PvdA Senator Mei Li Vos is leading the effort to save what she terms “the store for everyone.”
Studyportals has new deal with Times Higher Education
Eindhoven-based Studyportals, which helps students wishing to study abroad choose a university, and Times Higher Education, the London-based media company that rates those unis across the globe, have a new partnership.
Basically, Studyportals will direct visitors from the THE website to the Studyportals platform for more information about specific courses run by the universities THE ranks.
Studyportals list more than 200,000 on-campus and online courses from more than 3,750 universities in 116 countries. They reported 36 million unique users in 2019.
You can read the full news release from Studyportals here.
Just how each company is monetizing this isn’t clear in the release, but we’re guessing Studyportals pays a fee for tapping into the 28 million people who come to the THE website each her.
QUICK HITS
• The overall Dutch economy has proved its resilience, shrinking only 8.5 percent in the Q1 due to the pandemic. Compare that to the United Kingdom at 20 percent, Germany at 10 percent, Italy at 12 percent, France at 14 percent and Spain at 19 percent.

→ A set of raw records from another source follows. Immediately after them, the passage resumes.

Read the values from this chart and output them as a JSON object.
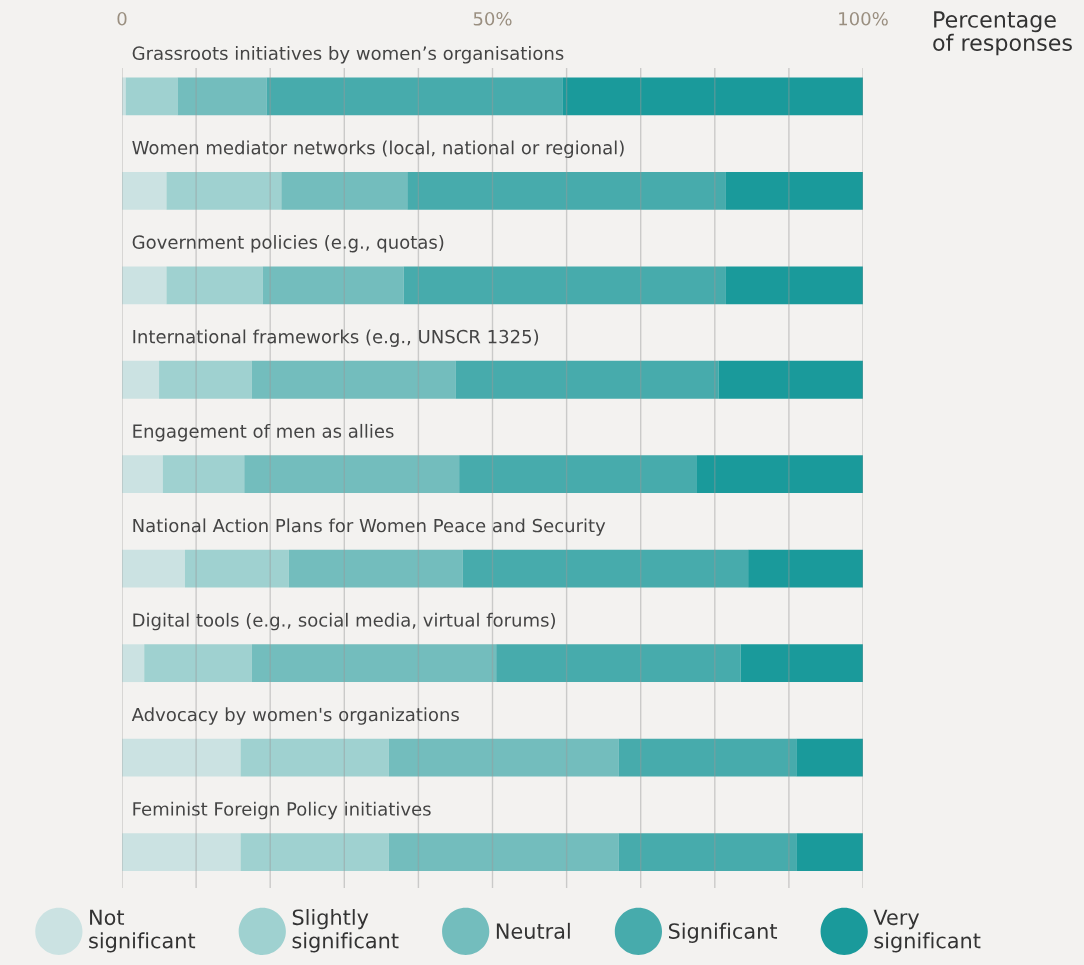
{
  "chart_data": {
    "type": "bar",
    "orientation": "horizontal",
    "stacked": true,
    "xlabel": "Percentage\nof responses",
    "categories": [
      "Grassroots initiatives by women’s organisations",
      "Women mediator networks (local, national or regional)",
      "Government policies (e.g., quotas)",
      "International frameworks (e.g., UNSCR 1325)",
      "Engagement of men as allies",
      "National Action Plans for Women Peace and Security",
      "Digital tools (e.g., social media, virtual forums)",
      "Advocacy by women's organizations",
      "Feminist Foreign Policy initiatives"
    ],
    "series": [
      {
        "name": "Not\nsignificant",
        "color": "#cbe2e2",
        "values": [
          0.5,
          6,
          6,
          5,
          5.5,
          8.5,
          3,
          16,
          16
        ]
      },
      {
        "name": "Slightly\nsignificant",
        "color": "#9fd1d0",
        "values": [
          7,
          15.5,
          13,
          12.5,
          11,
          14,
          14.5,
          20,
          20
        ]
      },
      {
        "name": "Neutral",
        "color": "#73bdbd",
        "values": [
          12,
          17,
          19,
          27.5,
          29,
          23.5,
          33,
          31,
          31
        ]
      },
      {
        "name": "Significant",
        "color": "#47abac",
        "values": [
          40,
          43,
          43.5,
          35.5,
          32,
          38.5,
          33,
          24,
          24
        ]
      },
      {
        "name": "Very\nsignificant",
        "color": "#1a9a9b",
        "values": [
          40.5,
          18.5,
          18.5,
          19.5,
          22.5,
          15.5,
          16.5,
          9,
          9
        ]
      }
    ],
    "xlim": [
      0,
      100
    ],
    "xticks": [
      0,
      {
        "value": 10,
        "label": null
      },
      {
        "value": 20,
        "label": null
      },
      {
        "value": 30,
        "label": null
      },
      {
        "value": 40,
        "label": null
      },
      {
        "value": 50,
        "label": "50%"
      },
      {
        "value": 60,
        "label": null
      },
      {
        "value": 70,
        "label": null
      },
      {
        "value": 80,
        "label": null
      },
      {
        "value": 90,
        "label": null
      },
      {
        "value": 100,
        "label": "100%"
      }
    ],
    "grid": "x",
    "legend": "bottom",
    "marker": "circle"
  }
}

• Technical University of Eindhoven is dedicating 10 million euros to create a sustainable energy institute. The focus area will be production and use of sustainable energy carriers such as hydrogen, ammonia, metal powder and renewable carbon fuels including methanol.
• Researchers at TU/e also used a tiny tentacled marine creature as inspiration for a centimeter-scale robot that is powered by magnets and light.